Interactions between reactive oxygen groups on nanoporous carbons and iron oxyhydroxide nanoparticles: effect on arsenic(V) removal

In the present work, composites of oxidized-nanoporous activated carbon (AC) and iron oxyhydroxide nanoparticles were prepared by the iron-phosphate thermal hydrolysis method. The interactions between the oxygen groups on the nanoporous AC and the iron hexaaquo-complexes during the materials’ synthesis were studied. The role of the nanopores dimensions and the surface charge features of the functionalized AC during the As(V) adsorption in aqueous solution were also studied. Reactive oxygen groups incorporated into the AC matrix served as nucleation centers for the iron hexaaquo-complexes’ condensation. However, due to the nanoporous structure of the matrix, the condensation of bulk particles onto the pores seems to be the major parameter controlling the anchorage of iron onto the materials. The low concentration of surface oxygen groups on the pristine AC promoted the agglomeration of particles in and around the pores.
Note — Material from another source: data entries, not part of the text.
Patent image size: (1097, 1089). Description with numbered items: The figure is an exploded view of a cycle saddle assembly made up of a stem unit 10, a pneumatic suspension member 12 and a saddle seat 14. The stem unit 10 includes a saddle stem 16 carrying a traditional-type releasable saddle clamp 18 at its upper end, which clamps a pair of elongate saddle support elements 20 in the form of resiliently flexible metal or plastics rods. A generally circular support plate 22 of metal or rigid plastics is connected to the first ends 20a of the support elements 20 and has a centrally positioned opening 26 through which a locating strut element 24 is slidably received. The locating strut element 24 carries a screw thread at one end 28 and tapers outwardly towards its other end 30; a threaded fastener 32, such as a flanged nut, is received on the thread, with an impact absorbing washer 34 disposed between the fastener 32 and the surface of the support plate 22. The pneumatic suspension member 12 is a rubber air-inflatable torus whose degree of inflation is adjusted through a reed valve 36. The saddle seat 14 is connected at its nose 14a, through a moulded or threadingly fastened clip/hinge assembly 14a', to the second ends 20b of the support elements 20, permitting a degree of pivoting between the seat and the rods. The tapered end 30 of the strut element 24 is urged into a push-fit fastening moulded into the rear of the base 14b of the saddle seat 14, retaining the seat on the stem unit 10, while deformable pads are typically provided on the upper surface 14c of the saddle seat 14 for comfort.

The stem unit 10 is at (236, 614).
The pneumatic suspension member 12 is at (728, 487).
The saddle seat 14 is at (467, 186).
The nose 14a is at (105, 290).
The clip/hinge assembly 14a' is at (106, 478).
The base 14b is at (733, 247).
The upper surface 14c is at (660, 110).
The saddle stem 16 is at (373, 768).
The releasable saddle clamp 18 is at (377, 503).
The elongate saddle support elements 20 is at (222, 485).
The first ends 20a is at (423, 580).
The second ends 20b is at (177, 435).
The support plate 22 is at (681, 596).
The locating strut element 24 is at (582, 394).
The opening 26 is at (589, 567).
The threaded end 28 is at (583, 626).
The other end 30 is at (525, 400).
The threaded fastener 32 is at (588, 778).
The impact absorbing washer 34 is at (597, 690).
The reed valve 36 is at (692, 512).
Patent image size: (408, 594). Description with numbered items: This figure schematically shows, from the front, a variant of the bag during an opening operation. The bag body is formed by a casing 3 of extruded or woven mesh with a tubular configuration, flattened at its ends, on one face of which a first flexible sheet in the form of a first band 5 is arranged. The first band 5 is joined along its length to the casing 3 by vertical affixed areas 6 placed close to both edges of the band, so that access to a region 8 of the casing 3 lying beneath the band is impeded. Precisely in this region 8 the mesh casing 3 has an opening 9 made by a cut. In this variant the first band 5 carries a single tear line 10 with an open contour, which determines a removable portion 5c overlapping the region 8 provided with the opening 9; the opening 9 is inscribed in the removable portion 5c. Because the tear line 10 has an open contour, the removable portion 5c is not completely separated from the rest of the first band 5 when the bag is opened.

In contrast, a severe oxidation of the AC induced the formation of well-dispersed small nanoparticles (about 2–10 nm) on the surface of the modified materials. As a result, a minimal blockage of the AC pores was achieved. The surface charge was affected during the oxidation and functionalization of the AC. Repulsive forces played a significant role during the uptake of As(V) from aqueous solution. Therefore, even when well dispersed reactive nanoparticles are anchored on the surface of the materials, the negatively charged surface acts like a barrier for the ligand-interchange of the arsenate anions. The un-oxidized material was efficient for the adsorption of As(V) at low concentrations.